Du point de vue de la société palestinienne, c’est une philosophie de l’autodestruction. Ceux qui ont envoyé ce jeune homme se faire exploser à Tel-Aviv ont frappé leur propre peuple, de plusieurs manières. Ils tuent ce jeune Palestinien et apportent le deuil à une famille dont le monde est désormais dévasté. Et ce qui se dit des mères palestiniennes (qui soi-disant glorifieraient le suicide de leurs enfants) est faux. Aucune mère ne souhaite voir mourir son fils. Ils suscitent une réaction israélienne qui frappe la famille, le village, les villages voisins, et peut-être le peuple palestinien tout entier. Ils nourrissent chez les jeunes Palestiniens la culture de la mort et non celle de la vie. Le résultat de cette éducation, ce sera moins d’espoir, moins d’investissement dans les études et dans les activités culturelles et scientifiques, moins d’amour et davantage de haine. En conséquence, tout Palestinien patriote doit condamner cet attentat et le considérer comme du terrorisme anti-palestinien.
Il est clair que cela n’exonère pas le gouvernement israélien et son armée de sa part de responsabilité dans ce massacre. Leur comportement a grandement contribué à augmenter le niveau du désespoir et de l’aveuglement qui créent cette armée toujours grandissante de kamikazes. Le terrorisme a toujours ses raisons. Il est le résultat de l’oppression qui dure depuis des dizaines d’années. Les Palestiniens sont désespérés. Ils sont sans cesse victimes de punitions collectives et d’humiliations qui ne connaissent aucune limite. Du côté palestinien, il y a aussi des innocents qui meurent : enfants, bébés, femmes, vieillards, des gens ordinaires qui se font tuer sans avoir rien fait de mal. Pour chaque Israélien innocent tué, environ quatre Palestiniens sont tués.

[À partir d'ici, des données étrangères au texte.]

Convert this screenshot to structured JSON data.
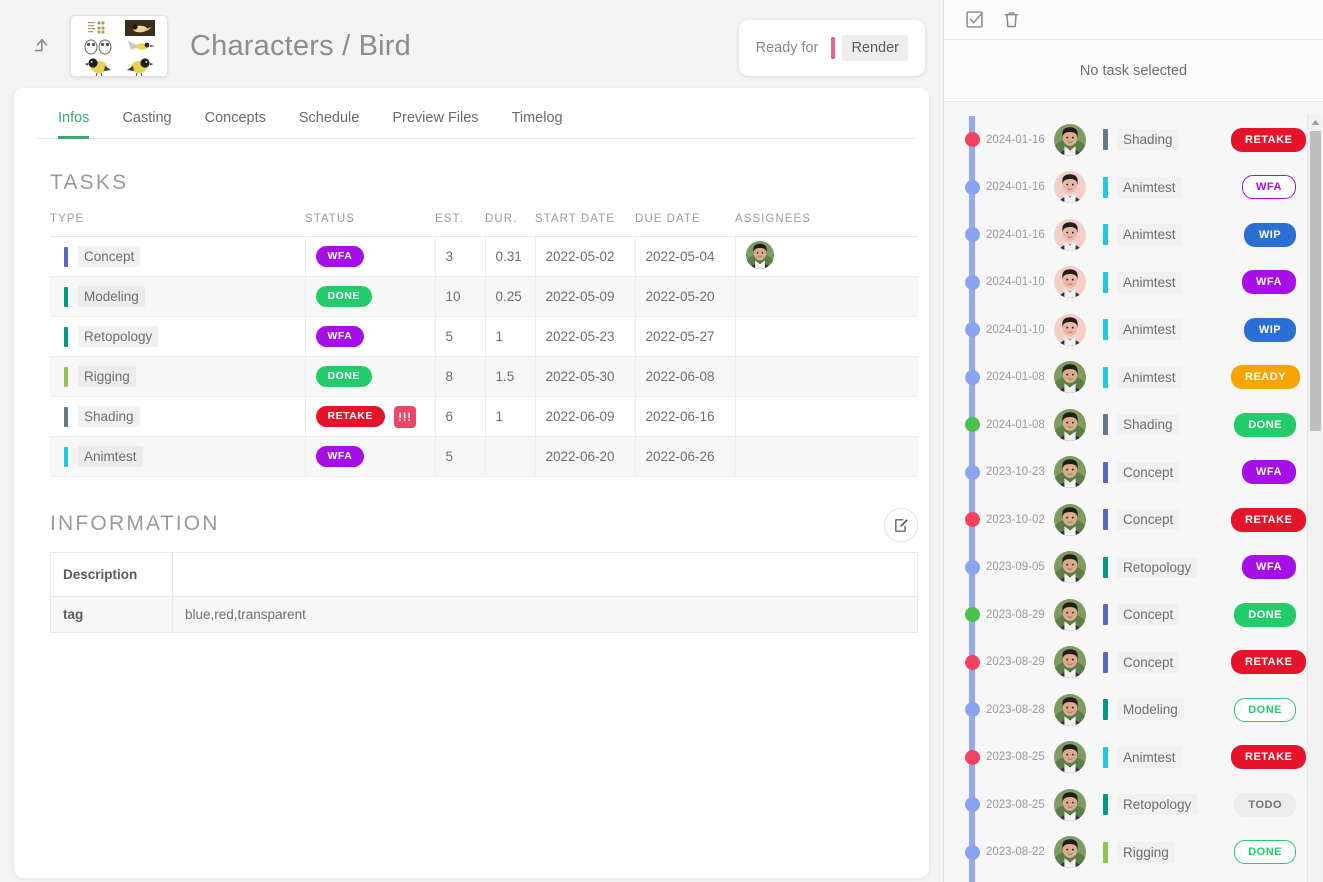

Mais l’argument du désespoir causé par les actions israéliennes ne justifie pas le terrorisme. On ne peut pas justifier le terrorisme. Cela dit, l’impact de ces actions et leur contribution au terrorisme ne peuvent être ignorées. Israël doit, lui aussi, se débarrasser de cette philosophie de la mort, qui ne s’exprime pas par des attentats terroristes, mais par le bombardement de la bande de Gaza, les fouilles de maisons, les assassinats ciblés (qui ne sont jamais que des exécutions sans jugement), les arrestations de masse (1.200 détentions administratives non motivées), les barrages routiers, les bouclages, les humiliations, etc.
En tant que personne qui croit que les citoyens de son pays, les Israéliens, et les Palestiniens, son peuple, vivront dans la paix, la sécurité et la prospérité, j’implore que soit changée du tout au tout cette politique agressive qui n’apporte que la destruction totale aux deux côtés.
Citoyen arabe israélien, Nazir Majali est spécialiste des affaires israéliennes pour plusieurs chaînes de télévision arabes et pour le quotidien londonien en langue arabe Asharq Al Awsat.